CommentaryExpat LifePhnom Penh

Cambodia; Shoes, Thieves and Explosive Diarrhoea: Part 1

The beginning

So it is a pleasant Saturday morning. I am having a lie in, recuperating from the late Friday evening. For once, the source of my Saturday laziness was not my Friday night intemperance, but was rather due to a series of events including; a power cut at work on Friday afternoon, which in turn led me to Psar Toul Thom Poung, which in turn led me to several DVD stalls and several purchases.

Friday night was just a few beers early evening in one of the grimier French owned bars near Psar Chas, with a pizza – well, Calzone – being delivered in by one of the most expensive pizzerias in Phnom Penh (remember that fact for later on.)

After which, I was feeling somewhat tired, Friday is a long day, so it was home to lounge around on the sofa and watch several hours worth of new DVDs, in fact, I was up until around 02:30 watching them.

So anyway, there I was dozing on a quiet Saturday morning, through the bedroom window I can hear the soft swish, swish, of a Khmer broom and the general noises of cleaning coming from outside, peering through the internal bedroom widow I see Srai H doing the cleaning. Fair enough I think, back to the dozing and general lazing around.

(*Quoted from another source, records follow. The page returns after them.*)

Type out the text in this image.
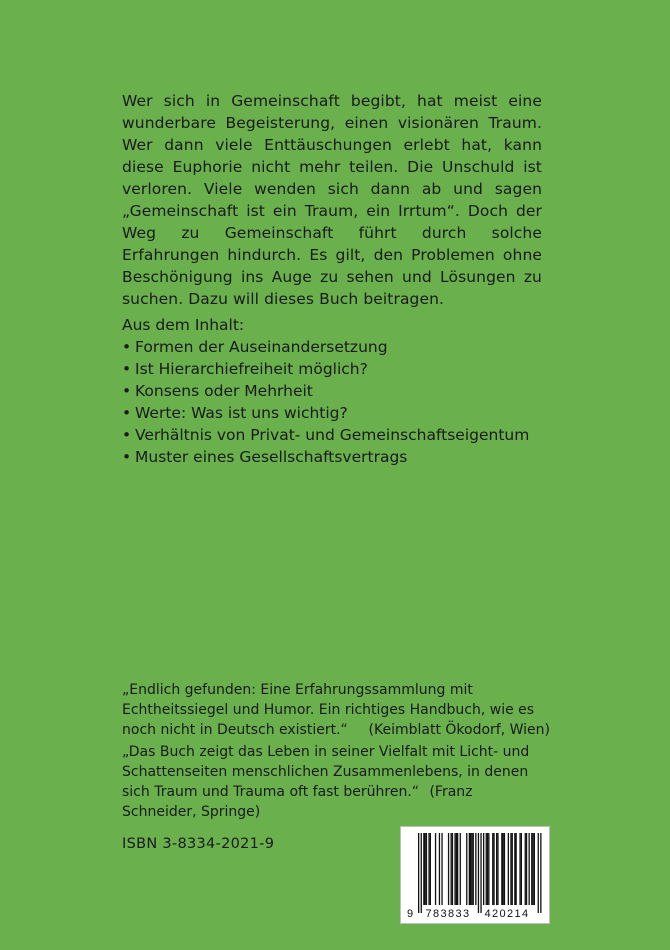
Wer sich in Gemeinschaft begibt, hat meist eine wunderbare Begeisterung, einen visionären Traum. Wer dann viele Enttäuschungen erlebt hat, kann diese Euphorie nicht mehr teilen. Die Unschuld ist verloren. Viele wenden sich dann ab und sagen „Gemeinschaft ist ein Traum, ein Irrtum“. Doch der Weg zu Gemeinschaft führt durch solche Erfahrungen hindurch. Es gilt, den Problemen ohne Beschönigung ins Auge zu sehen und Lösungen zu suchen. Dazu will dieses Buch beitragen.

Aus dem Inhalt:

• Formen der Auseinandersetzung
• Ist Hierarchiefreiheit möglich?
• Konsens oder Mehrheit
• Werte: Was ist uns wichtig?
• Verhältnis von Privat- und Gemeinschaftseigentum
• Muster eines Gesellschaftsvertrags
„Endlich gefunden: Eine Erfahrungssammlung mit Echtheitssiegel und Humor. Ein richtiges Handbuch, wie es noch nicht in Deutsch existiert.“ (Keimblatt Ökodorf, Wien)
„Das Buch zeigt das Leben in seiner Vielfalt mit Licht- und Schattenseiten menschlichen Zusammenlebens, in denen sich Traum und Trauma oft fast berühren.“ (Franz Schneider, Springe)
ISBN 3-8334-2021-9
9 783833 420214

”Ah, ah, ah, Jowl, jowl, jowl, other blah, blah, blah in Khmer at a high volume, jowl, jowl, jowl !!!!” came the cries and the shouts from my front balcony. Pulling on a robe and a frown I headed out to see what all the fuss was about.

It seems that somewhere between; me dozing off at around 03:00 and Strai H turning up to dust and clean the flat at around 08:00, some thieving gypsy bastard had scaled the gate and razor-wire, tiptoed along the tin-roof of the flat below and had made off with all of my shoes from the balcony outside.

What kind of fucked up country spawns the kind of thief that would steal all of a man’s shoes from outside his own front door?

– oh, wait a moment, do not bother to answer that question, we all know?

And this is not a front-door on the ground floor, but on a spacious balcony outside an exclusive penthouse several floors up. Grrrrr.

So, taking stock of my losses, I realise that I am missing; a pair of almost new Church’s black leather oxfords that I had arranged for a friend to recently bring out from the UK, a pair of brown suede Timberlands (also from the UK) and a dirty old pair of black trainers (Psar Thmey US$3)

Out of all this I was most upset about the oxfords -my ‘work shoes’ – others in the past have accused me of being exceptionally fussy when it comes to shoes, but this is not true, actually it is the complete opposite of the truth, I am completely unfussy, I want no silly designs, no square-cut toes, no protruding soles, no silly metal bits anywhere – just a basic, simple, pair of black leather oxfords, that is all. No Fuss, No Muss.

While I was coming to the conclusion that I was going to have to go to the market barefoot, to buy replacements, Strai H was running around like a headless chicken gossiping – sorry, chatting – with the neighbours as to whether they had suffered a similar loss or not.

Upon her return, she informed me that they had not had any shoes stolen. But they had only left cheap plastic flip-flops outside – which I guess is a polite Khmer way of telling me that I am an idiot.

She then asked if I would be going to the market to buy them back?

Whoa, what, wait a minute. Did you just say that I should go to the market to buy my own shoes back ?

Just then, a red hot knife was thrust into my stomach, or so it felt like. I doubled over in pain, then swiftly dashed for the ‘smallest room in the house.’

As I sat there pondering what was going I remember thinking that the Calzone last night had a raw egg – or at least a half raw egg – in the middle of it. But this was from one of the most expensive, if not the most expensive, pizza restaurants in town…. hmmm.

Later, upon my returning to the balcony, I asked Srai H what she had been talking about. She then informed me that it would be best for me if I went to ‘the thief?s market’ and repurchased my shoes from there, it would be cheaper than buying new ones.

”What?!? Who?!?! What?!?!?” was, I think, my erudite reply.

She then further explained that there was a second-hand street market in Phnom Penh that was notorious for selling all the stolen merchandise from around the city.

So, swiftly dashing to my moto, only stopping to visit the bathroom twice more, we set off, with her giving directions, for this Aladdin?s Cave of Phnom Penh, with all its hooky goods and moody gold.